E non dimentichiamo che di mamma ce n'è una sola, come sentenzia Ferribotte.
Voglio ricordare la giovane ma già bravissima Carla Gravina nella parte della "serveta" (come la chiamano nel film)...e la voce di Monica Vitti che doppia la fidanzata di Cosimo. Bellissima opinione, "I soliti ignoti" è il film di Monicelli che preserisco. Ciau Peppe.

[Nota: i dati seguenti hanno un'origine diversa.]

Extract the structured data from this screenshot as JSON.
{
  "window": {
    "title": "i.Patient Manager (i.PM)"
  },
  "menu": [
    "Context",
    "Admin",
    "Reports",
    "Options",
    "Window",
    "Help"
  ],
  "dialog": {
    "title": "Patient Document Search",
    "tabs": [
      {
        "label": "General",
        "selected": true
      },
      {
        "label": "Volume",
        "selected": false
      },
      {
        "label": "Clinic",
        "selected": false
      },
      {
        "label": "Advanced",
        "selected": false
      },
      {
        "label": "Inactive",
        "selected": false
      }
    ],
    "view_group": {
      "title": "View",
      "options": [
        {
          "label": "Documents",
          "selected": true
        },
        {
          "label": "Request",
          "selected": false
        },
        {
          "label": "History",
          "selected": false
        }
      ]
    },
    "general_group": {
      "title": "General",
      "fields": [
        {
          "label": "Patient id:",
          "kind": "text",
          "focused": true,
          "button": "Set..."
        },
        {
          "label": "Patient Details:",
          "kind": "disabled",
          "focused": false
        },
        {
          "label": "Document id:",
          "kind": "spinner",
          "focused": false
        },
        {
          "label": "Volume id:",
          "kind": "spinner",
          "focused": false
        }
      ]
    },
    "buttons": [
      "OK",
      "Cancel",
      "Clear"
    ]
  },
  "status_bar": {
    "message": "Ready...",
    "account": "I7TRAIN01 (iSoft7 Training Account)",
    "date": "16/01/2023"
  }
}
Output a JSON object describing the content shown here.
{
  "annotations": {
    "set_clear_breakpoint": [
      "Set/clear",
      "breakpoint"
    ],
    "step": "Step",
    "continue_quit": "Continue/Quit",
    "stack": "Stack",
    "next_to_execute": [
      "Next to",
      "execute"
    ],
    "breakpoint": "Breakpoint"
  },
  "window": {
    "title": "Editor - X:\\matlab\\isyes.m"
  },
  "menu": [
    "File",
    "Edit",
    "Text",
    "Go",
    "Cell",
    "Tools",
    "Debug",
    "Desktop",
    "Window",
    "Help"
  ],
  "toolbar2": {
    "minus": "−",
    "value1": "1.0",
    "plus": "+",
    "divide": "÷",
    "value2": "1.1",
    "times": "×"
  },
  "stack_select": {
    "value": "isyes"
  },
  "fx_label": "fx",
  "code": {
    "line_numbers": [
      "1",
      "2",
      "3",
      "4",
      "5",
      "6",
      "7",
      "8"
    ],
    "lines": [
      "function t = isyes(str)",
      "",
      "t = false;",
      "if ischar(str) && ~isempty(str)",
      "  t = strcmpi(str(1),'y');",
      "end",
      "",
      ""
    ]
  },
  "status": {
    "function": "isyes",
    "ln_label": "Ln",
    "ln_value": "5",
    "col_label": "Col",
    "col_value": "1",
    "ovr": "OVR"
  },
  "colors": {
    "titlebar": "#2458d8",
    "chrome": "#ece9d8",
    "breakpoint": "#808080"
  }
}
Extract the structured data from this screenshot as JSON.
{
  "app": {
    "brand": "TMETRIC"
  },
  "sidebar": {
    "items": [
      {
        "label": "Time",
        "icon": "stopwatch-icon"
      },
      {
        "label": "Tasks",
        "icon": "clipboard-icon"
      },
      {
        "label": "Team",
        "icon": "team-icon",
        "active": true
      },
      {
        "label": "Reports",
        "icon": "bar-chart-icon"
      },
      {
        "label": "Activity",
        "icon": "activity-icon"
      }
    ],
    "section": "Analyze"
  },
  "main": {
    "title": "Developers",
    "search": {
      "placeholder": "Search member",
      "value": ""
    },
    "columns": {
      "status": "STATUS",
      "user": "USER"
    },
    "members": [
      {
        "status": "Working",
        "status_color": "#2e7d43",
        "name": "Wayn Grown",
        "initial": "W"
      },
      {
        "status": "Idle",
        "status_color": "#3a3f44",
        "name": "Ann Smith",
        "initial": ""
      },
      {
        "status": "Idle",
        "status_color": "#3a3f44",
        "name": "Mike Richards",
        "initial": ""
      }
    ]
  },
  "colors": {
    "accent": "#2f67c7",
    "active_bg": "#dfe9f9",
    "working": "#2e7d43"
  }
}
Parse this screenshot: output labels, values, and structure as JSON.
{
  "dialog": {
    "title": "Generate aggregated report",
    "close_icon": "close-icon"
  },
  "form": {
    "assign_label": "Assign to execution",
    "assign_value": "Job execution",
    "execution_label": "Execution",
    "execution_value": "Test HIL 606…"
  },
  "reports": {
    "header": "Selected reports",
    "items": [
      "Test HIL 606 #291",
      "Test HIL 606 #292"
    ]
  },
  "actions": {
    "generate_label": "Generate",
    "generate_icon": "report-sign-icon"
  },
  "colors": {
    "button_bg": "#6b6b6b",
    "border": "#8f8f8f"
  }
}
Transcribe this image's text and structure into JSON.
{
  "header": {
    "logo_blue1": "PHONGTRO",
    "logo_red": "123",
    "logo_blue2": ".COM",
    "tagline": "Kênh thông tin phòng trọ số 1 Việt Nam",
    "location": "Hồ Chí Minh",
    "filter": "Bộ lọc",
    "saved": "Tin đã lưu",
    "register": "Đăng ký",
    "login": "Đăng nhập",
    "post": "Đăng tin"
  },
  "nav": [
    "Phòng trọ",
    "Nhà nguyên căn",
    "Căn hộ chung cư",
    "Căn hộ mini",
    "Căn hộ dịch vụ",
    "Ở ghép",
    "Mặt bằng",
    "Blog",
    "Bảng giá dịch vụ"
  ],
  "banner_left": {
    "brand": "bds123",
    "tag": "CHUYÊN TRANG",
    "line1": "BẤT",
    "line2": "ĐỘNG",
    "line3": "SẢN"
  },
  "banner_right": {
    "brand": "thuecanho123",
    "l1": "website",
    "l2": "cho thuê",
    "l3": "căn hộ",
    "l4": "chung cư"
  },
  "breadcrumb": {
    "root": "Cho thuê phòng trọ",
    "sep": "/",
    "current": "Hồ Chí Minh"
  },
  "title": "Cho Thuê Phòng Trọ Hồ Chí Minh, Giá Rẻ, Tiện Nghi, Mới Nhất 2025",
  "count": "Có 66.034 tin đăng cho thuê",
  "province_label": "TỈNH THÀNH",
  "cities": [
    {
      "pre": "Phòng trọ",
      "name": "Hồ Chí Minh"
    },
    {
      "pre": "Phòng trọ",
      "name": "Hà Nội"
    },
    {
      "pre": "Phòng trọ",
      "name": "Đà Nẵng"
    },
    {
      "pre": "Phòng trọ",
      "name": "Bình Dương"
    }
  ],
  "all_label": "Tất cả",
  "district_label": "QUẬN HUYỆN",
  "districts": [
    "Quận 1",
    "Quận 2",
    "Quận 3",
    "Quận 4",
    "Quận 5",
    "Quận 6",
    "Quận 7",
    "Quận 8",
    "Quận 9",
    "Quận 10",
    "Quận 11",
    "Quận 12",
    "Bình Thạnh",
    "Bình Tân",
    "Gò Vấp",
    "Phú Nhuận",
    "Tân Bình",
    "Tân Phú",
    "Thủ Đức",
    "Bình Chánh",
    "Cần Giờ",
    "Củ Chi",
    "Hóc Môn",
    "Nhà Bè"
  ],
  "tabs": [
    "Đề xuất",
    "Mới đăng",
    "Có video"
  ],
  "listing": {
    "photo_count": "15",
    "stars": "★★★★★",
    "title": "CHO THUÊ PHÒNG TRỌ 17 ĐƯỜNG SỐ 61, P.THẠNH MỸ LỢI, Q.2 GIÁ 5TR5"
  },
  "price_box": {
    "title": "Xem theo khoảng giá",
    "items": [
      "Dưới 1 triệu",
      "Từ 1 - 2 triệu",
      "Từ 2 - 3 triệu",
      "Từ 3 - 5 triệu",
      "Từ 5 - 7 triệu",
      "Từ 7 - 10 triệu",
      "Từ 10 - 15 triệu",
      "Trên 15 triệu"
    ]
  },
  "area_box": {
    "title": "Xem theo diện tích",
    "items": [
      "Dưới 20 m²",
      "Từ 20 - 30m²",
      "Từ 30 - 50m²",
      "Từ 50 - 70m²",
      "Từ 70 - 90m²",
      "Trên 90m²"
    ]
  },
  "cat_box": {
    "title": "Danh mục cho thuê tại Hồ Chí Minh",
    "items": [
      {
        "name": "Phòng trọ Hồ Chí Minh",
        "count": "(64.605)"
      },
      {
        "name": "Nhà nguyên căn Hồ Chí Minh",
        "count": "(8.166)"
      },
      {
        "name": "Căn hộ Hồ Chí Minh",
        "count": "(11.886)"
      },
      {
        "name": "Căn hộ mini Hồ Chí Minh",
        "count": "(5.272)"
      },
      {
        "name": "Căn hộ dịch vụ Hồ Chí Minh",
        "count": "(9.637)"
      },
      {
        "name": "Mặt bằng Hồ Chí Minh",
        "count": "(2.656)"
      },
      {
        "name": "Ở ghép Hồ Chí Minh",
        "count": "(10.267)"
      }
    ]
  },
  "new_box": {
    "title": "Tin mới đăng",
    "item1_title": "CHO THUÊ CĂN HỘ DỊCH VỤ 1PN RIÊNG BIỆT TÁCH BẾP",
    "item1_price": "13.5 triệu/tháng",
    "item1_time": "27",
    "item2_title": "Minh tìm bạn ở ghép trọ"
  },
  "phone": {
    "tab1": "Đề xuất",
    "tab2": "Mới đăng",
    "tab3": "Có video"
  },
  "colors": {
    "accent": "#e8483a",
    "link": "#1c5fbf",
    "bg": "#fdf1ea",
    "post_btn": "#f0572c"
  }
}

Vorrei riportare un piccolo scambio di battute che mi fa sempre scoppiare dal ridere ogni volta che lo sento e che nella sua banale naturalezza dipinge un milieu urbano più di mille parole. Siamo all'inizio del film, quando Capannelle è alla ricerca di Mario. Si avvicina a un gruppo di ragazzini che stanno giocando a pallone e chiede, "conoscete un certo Mario ?" "Mario chi, qui ci stanno più di cento Mario", fa uno dei ragazzini, "ma quello che cerco io fa il ladro", ribadisce Capannelle, "sempre più di cento sono", sentenzia infine il ragazzo. C'è tutto un mondo in questo semplice e innocuo scambio di battute. Per ribadire la perfezione di un film come "I soliti ignoti". Naturalmente ringrazio tutti per gli interventi, soprattutto Inside man se mi è permeso, che ormai mi vuole un sacco di bene.